Dans ces conditions et dès lors que nonobstant les contestations élevées sur le quantum, il n'est pas utilement contesté la réalité d'un non-respect des temps réglementaires de conduite et de repos édictés dans l'intérêt de la protection de la santé du salarié, il est justifié d'allouer à M. [K] la somme de 500 euros à titre de dommages intérêts, par voie d'infirmation du jugement.
Sur les autres demandes et les dépens
Il convient de condamner le liquidateur judiciaire es qualité de délivrer à M. [K] les bulletins de salaire et les documents de rupture (certificat de travail, attestation France Travail et attestation caisse de retraite ) conformes aux dispositions du présent arrêt.
Il apparaît inéquitable de laisser à la charge de M.[K] les frais non compris dans les dépens en appel. Il lui sera alloué la somme de 1 500 euros au titre des frais irrépétibles d'appel, le jugement déféré étant confirmé en ses dispositions relatives de l'article 700 du code de procédure civile.
Le liquidateur judiciaire de la société Burlot Service Transport sera condamné aux dépens d'appel.
Le présent arrêt doit être déclaré opposable à l'AGS représentée par le CGEA de [Localité 7] dont la garantie n'est acquise au salarié que dans les limites et plafonds légaux et réglementaires.
PAR CES MOTIFS
La cour,
- Infirme le jugement entrepris en ses dispositions relatives au montant du rappel de salaire pour les heures supplémentaires, à l'indemnité pour repos compensateur et aux dommages intérêts pour exécution déloyale du contrat de travail,
- Confirme les autres dispositions du jugement,
Statuant de nouveau des chefs infirmés et y ajoutant :
- Fixe au passif de la liquidation judiciaire de la société Burlot Service Transport les créances de M.[K] aux sommes suivantes :
- 8 549,46 euros brut au titre de rappel de salaire pour heures supplémentaires,
- 854,94 euros pour les congés payés afférents ;
- 873,76 euros net au titre de l'indemnité pour repos compensateurs;
- 500 euros à titre de dommages et intérêts pour exécution déloyale du contrat de travail
- Ordonne à la SELARL TCA, ès-qualités de mandataire liquidateur judiciaire de la société Burlot Service Transport de remettre à M. [K] le bulletin de salaire et les documents de rupture ( certificat de travail , attestation France Travail et attestation caissse de retraite) conformes à la présente décision.

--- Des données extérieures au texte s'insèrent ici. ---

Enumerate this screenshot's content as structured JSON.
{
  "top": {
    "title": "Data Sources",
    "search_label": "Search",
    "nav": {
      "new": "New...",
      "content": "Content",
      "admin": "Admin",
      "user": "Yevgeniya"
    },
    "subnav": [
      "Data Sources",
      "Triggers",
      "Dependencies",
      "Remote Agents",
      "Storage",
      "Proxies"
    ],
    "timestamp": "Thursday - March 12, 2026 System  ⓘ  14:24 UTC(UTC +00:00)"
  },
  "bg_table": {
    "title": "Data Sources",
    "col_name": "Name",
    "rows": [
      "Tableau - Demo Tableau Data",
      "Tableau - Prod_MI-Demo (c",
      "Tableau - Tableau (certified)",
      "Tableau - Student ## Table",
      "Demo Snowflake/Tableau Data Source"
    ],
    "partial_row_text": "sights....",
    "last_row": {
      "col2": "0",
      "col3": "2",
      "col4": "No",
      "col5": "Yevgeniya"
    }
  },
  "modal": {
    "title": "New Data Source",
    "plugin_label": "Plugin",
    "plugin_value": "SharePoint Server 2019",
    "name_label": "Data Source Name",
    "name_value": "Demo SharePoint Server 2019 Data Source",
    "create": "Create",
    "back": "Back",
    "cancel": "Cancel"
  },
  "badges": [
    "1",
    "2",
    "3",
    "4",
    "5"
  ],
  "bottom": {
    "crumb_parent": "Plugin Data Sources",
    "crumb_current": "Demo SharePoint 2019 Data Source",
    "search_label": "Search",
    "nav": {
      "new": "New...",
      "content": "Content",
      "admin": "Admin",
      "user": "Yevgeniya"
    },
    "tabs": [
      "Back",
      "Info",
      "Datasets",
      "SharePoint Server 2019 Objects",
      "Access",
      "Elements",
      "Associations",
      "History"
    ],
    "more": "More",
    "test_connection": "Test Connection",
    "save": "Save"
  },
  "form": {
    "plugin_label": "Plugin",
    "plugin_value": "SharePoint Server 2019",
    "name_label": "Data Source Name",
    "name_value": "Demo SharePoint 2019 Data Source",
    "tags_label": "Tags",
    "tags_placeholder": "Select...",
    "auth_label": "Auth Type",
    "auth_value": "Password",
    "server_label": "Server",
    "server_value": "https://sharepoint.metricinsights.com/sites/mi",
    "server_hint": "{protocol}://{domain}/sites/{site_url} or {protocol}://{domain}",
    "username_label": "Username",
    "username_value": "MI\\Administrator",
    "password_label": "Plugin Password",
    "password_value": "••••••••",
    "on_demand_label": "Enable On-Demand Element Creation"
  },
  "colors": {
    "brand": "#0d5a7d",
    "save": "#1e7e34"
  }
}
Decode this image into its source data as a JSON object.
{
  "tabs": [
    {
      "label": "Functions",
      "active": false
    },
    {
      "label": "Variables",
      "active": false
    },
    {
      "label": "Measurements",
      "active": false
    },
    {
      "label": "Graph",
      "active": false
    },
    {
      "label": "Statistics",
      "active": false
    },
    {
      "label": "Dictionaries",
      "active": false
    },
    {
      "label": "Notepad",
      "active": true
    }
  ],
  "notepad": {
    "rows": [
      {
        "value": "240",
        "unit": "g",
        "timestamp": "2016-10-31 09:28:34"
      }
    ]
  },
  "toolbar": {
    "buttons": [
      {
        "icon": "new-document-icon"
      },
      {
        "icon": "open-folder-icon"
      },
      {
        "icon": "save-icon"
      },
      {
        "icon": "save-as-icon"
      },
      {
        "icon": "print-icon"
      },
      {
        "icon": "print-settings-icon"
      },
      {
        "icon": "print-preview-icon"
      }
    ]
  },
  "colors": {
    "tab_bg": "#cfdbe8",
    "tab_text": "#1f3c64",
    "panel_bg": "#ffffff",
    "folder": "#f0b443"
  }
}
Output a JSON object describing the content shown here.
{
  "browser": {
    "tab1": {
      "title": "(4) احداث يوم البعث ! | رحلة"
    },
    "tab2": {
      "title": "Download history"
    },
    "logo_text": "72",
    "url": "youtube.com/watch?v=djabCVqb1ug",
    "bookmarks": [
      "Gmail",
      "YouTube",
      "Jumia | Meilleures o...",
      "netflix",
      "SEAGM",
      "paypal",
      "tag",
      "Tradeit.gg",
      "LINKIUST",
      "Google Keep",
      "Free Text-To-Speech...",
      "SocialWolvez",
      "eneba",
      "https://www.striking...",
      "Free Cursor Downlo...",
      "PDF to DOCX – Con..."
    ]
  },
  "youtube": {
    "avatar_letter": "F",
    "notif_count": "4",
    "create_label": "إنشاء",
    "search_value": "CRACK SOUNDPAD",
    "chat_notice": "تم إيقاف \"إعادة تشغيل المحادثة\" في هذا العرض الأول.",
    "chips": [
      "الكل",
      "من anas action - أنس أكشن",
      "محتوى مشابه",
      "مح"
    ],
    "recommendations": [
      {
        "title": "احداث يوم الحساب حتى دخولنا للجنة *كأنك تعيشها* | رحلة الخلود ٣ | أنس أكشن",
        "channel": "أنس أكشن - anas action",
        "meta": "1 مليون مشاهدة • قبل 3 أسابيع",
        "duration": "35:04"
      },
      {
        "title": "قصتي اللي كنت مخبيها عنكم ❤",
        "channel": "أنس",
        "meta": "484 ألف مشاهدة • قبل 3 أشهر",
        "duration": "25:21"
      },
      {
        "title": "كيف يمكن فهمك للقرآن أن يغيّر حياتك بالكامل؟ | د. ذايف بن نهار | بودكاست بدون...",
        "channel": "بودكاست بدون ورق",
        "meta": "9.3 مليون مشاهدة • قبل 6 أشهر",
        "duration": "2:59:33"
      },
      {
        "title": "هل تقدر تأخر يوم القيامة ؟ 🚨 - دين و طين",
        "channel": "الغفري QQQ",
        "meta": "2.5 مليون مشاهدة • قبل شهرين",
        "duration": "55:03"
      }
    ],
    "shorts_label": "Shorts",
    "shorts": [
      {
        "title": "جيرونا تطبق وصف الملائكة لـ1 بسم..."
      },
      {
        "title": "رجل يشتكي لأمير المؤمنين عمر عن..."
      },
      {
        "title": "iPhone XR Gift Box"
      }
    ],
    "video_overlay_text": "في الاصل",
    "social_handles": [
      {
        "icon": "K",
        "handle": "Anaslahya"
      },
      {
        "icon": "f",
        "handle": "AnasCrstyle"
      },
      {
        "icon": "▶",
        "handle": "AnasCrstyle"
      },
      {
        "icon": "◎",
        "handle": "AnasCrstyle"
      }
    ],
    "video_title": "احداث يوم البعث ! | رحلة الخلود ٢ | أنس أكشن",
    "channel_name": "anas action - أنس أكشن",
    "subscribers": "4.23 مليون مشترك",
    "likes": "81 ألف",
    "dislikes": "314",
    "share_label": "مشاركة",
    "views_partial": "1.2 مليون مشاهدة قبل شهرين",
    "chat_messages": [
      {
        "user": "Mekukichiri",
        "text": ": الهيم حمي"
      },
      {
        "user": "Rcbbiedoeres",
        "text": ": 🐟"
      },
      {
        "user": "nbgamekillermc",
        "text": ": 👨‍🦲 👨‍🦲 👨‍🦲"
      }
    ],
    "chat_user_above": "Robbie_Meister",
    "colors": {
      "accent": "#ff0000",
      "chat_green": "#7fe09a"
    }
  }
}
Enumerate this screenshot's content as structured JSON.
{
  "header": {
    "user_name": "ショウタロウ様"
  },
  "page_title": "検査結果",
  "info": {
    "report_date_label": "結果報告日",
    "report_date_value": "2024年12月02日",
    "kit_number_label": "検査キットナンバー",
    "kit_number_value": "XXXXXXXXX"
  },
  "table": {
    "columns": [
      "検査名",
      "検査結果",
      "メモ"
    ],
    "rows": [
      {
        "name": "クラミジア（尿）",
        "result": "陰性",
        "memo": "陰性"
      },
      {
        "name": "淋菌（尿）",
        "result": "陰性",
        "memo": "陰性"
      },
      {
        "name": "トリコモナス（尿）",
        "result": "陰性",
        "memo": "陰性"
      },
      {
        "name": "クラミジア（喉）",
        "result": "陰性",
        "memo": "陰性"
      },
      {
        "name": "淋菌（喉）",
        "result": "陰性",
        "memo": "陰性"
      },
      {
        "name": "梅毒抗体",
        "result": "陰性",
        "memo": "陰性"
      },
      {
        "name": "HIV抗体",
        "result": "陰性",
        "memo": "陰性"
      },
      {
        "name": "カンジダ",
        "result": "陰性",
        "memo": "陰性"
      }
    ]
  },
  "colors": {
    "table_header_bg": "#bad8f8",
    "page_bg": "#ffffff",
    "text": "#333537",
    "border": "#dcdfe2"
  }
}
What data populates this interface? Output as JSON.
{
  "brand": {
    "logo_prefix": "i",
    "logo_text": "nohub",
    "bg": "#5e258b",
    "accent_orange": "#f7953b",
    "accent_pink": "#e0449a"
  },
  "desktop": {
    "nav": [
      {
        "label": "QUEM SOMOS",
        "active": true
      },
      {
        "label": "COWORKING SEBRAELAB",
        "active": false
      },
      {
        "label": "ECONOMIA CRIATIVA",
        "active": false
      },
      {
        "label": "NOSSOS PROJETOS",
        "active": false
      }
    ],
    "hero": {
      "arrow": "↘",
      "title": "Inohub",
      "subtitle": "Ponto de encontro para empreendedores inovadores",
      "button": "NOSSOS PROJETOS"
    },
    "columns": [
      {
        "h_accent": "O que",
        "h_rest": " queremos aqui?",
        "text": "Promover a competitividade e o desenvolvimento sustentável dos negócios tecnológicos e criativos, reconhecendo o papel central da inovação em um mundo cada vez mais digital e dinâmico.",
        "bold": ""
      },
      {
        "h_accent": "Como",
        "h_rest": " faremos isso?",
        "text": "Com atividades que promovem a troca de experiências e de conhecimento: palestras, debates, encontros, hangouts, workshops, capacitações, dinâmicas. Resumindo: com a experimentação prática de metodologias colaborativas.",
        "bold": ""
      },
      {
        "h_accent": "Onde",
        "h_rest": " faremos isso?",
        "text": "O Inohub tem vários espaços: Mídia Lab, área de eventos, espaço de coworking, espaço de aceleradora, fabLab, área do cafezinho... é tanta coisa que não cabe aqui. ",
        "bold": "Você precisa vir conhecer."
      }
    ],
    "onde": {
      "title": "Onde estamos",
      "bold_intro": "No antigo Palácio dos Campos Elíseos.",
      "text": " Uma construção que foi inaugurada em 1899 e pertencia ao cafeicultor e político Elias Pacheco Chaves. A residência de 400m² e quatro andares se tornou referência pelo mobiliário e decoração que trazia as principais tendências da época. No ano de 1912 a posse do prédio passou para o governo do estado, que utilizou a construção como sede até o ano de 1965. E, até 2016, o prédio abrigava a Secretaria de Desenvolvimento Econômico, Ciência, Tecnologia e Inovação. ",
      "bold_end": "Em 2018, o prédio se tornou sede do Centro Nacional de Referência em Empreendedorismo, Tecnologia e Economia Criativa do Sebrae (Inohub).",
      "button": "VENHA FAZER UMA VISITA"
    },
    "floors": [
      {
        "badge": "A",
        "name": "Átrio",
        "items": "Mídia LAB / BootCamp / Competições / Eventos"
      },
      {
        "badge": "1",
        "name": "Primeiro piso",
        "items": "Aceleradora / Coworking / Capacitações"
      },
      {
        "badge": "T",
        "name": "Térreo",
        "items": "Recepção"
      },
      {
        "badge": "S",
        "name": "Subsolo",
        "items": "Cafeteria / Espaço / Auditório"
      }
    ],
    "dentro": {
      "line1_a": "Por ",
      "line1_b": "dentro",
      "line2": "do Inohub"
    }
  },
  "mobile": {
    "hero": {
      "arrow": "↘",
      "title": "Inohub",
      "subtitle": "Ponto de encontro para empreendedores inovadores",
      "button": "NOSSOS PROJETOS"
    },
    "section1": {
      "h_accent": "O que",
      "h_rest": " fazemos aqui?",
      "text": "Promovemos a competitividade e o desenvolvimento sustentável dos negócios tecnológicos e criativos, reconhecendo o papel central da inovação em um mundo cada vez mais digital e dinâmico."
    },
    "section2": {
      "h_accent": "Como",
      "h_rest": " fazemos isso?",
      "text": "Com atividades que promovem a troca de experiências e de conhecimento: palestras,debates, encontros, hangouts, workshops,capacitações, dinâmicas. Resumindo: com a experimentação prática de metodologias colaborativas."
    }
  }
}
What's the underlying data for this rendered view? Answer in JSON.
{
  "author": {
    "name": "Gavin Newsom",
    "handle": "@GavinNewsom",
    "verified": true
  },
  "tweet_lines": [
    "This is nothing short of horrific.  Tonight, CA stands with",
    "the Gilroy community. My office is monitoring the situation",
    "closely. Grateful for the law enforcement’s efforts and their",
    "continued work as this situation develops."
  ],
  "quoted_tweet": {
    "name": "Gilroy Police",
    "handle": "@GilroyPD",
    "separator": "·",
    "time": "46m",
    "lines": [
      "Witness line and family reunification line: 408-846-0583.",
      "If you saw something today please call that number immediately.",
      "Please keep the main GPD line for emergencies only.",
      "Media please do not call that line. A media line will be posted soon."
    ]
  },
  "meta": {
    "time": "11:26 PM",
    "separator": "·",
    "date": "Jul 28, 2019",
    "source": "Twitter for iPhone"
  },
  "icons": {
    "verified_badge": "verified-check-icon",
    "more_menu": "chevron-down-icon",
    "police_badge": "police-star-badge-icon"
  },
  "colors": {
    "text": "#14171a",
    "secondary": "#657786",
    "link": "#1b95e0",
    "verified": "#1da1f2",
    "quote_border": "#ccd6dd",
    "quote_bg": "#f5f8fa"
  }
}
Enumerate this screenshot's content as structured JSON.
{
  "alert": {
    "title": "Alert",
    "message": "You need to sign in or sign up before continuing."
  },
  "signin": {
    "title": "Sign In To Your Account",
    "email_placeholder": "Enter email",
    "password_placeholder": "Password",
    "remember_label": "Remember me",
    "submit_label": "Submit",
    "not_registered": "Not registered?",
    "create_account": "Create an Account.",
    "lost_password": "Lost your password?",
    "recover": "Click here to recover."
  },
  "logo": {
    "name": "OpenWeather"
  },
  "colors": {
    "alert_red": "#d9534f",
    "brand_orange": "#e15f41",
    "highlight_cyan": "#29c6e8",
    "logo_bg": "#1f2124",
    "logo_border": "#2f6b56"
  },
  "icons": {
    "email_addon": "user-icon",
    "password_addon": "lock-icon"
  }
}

- Condamne la SELARL TCA, ès-qualités de mandataire liquidateur judiciaire de la société Burlot Service Transport à payer à M. [K] la somme de 1 500 euros à titre des dispositions de l'article 700 du code de procédure civile ;
-Déclare le présent arrêt opposable à l'AGS représentée par le CGEA de [Localité 7] et rappelle que les créances ne seront garanties par l'AGS que dans les limites prévues par l'article L 3253-8 du code du travail et les plafonds prévus par les articles L 3253-17 et D 3253-5 du même code,
- Condamne la SELARL TCA, ès-qualités de mandataire liquidateur judiciaire de la société Burlot Service Transport aux dépens d'appel.